If the employee’s contractual notice exceeds the statutory minimum by at least a week the employer would only be required to pay SSP, or in some circumstances, where SSP has expired, would not have to pay anything at all, assuming the employee is on sick leave for the period of his notice.

This rule applies no mater who actually gave the notice. For example if the person leaving resigned, you still use the rule above.

LENGTH OF SERVICE

Less than one month

Between one month and two years’ continuous service

Between two years and 12 years’ continuous service

More than 12 years’ service

MINIMUM NOTICE PERIOD TO BE GIVEN BY THE EMPLOYER

Nil

One week’s notice

One week’s notice for each complete year of service 12 weeks’ notice

Upon dismissing an employee, you may not wish him or her to work out his or her notice period. If this is the case, provided you have the contractual provisions in place within the contract, you have two options:

1. Pay in lieu of notice. This means the employee can leave immediately, but receives payment up to the date he or she would have left had he or she been allowed to work a period of notice as per his or her contract.

2. Place the employee on ‘garden leave’. This means you continue to pay the employee up to the date when the notice period ends, but ask him or her to stay at home and not to do any work.

Note: Pay in lieu of notice can potentially amount to a breach of contract unless this is specifies in the employee’s contract.

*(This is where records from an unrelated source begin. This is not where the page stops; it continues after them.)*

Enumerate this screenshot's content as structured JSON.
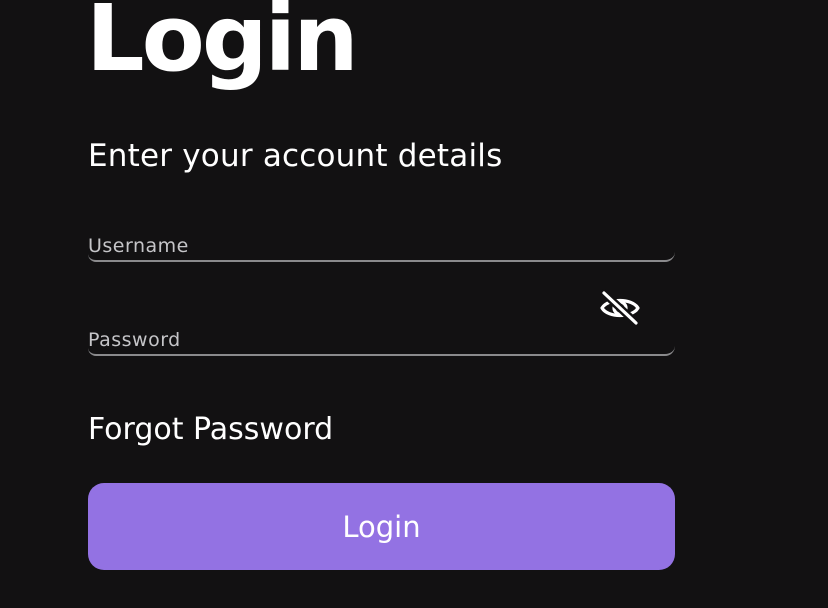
{
  "page": {
    "title": "Login",
    "subtitle": "Enter your account details"
  },
  "form": {
    "username": {
      "placeholder": "Username",
      "value": ""
    },
    "password": {
      "placeholder": "Password",
      "value": "",
      "visibility_icon": "eye-off-icon"
    },
    "forgot_password_label": "Forgot Password",
    "submit_label": "Login"
  },
  "colors": {
    "background": "#121112",
    "accent": "#9372e3",
    "text": "#ffffff",
    "field_underline": "#8a8a8c",
    "placeholder": "#c5c5c8"
  }
}
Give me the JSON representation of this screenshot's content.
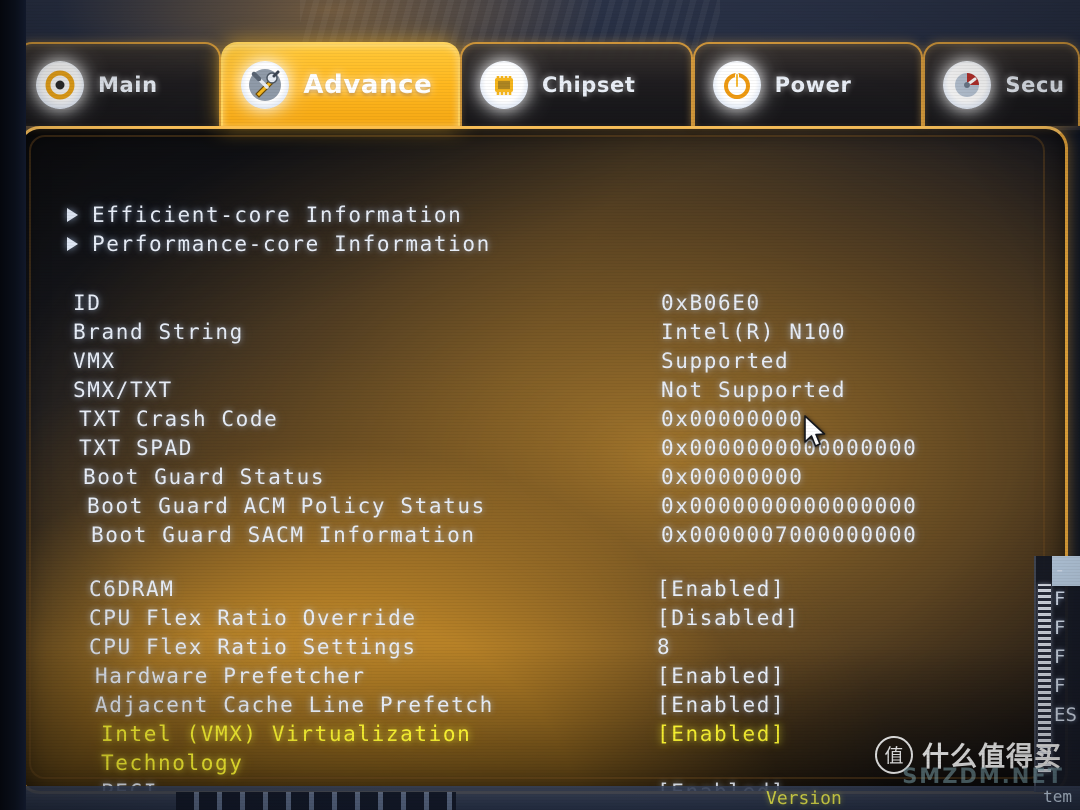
{
  "tabs": [
    {
      "label": "Main",
      "icon": "target-icon",
      "active": false
    },
    {
      "label": "Advance",
      "icon": "tools-icon",
      "active": true
    },
    {
      "label": "Chipset",
      "icon": "chip-icon",
      "active": false
    },
    {
      "label": "Power",
      "icon": "power-icon",
      "active": false
    },
    {
      "label": "Secu",
      "icon": "security-icon",
      "active": false
    }
  ],
  "submenus": [
    {
      "label": "Efficient-core Information"
    },
    {
      "label": "Performance-core Information"
    }
  ],
  "cpu_info": [
    {
      "label": "ID",
      "value": "0xB06E0"
    },
    {
      "label": "Brand String",
      "value": "Intel(R) N100"
    },
    {
      "label": "VMX",
      "value": "Supported"
    },
    {
      "label": "SMX/TXT",
      "value": "Not Supported"
    },
    {
      "label": "TXT Crash Code",
      "value": "0x00000000"
    },
    {
      "label": "TXT SPAD",
      "value": "0x0000000000000000"
    },
    {
      "label": "Boot Guard Status",
      "value": "0x00000000"
    },
    {
      "label": "Boot Guard ACM Policy Status",
      "value": "0x0000000000000000"
    },
    {
      "label": "Boot Guard SACM Information",
      "value": "0x0000007000000000"
    }
  ],
  "settings": [
    {
      "label": "C6DRAM",
      "value": "[Enabled]",
      "highlighted": false
    },
    {
      "label": "CPU Flex Ratio Override",
      "value": "[Disabled]",
      "highlighted": false
    },
    {
      "label": "CPU Flex Ratio Settings",
      "value": "8",
      "highlighted": false
    },
    {
      "label": "Hardware Prefetcher",
      "value": "[Enabled]",
      "highlighted": false
    },
    {
      "label": "Adjacent Cache Line Prefetch",
      "value": "[Enabled]",
      "highlighted": false
    },
    {
      "label": "Intel (VMX) Virtualization",
      "value": "[Enabled]",
      "highlighted": true
    },
    {
      "label": "Technology",
      "value": "",
      "highlighted": true
    },
    {
      "label": "PECI",
      "value": "[Enabled]",
      "highlighted": false
    }
  ],
  "hotkey_rail": [
    "",
    "-",
    "F",
    "F",
    "F",
    "F",
    "ES"
  ],
  "bottom_bar": {
    "center_text": "Version",
    "right_text": "tem"
  },
  "watermark": {
    "badge": "值",
    "text": "什么值得买",
    "site": "SMZDM.NET"
  },
  "colors": {
    "accent": "#ffb81f",
    "panel_border": "#f0ac3c",
    "text": "#e7edf7",
    "highlight": "#fdf732"
  },
  "cursor": {
    "name": "arrow-pointer"
  }
}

Final payments and other matters

An employee who has been dismissed may be entitled to these final payments:

Normal pay up to the date of termination

Pay for unused accrued holiday

Any pay in lieu of notice

All contractual bonuses, overtime or benefits calculated up to the effective date of termination.

If the employee has caused damage, or if you have suffered some quantifiable loss arising from the employee’s conduct, the cost of this cannot safely be deducted unless the contract allows for it.

In a summary dismissal, do not include pay in lieu of notice. You may limit holiday pay to statutory holiday entitlement only, if your contract allows.

Written reasons for dismissal

If an employee asks for written reasons for his or her dismissal, you must provide the information within 14 days of the request if he or she has at least two years’ continuous service.

As a matter of course, you should give reasons in writing to any female employee dismissed while she is pregnant, on statutory maternity leave or adoption leave.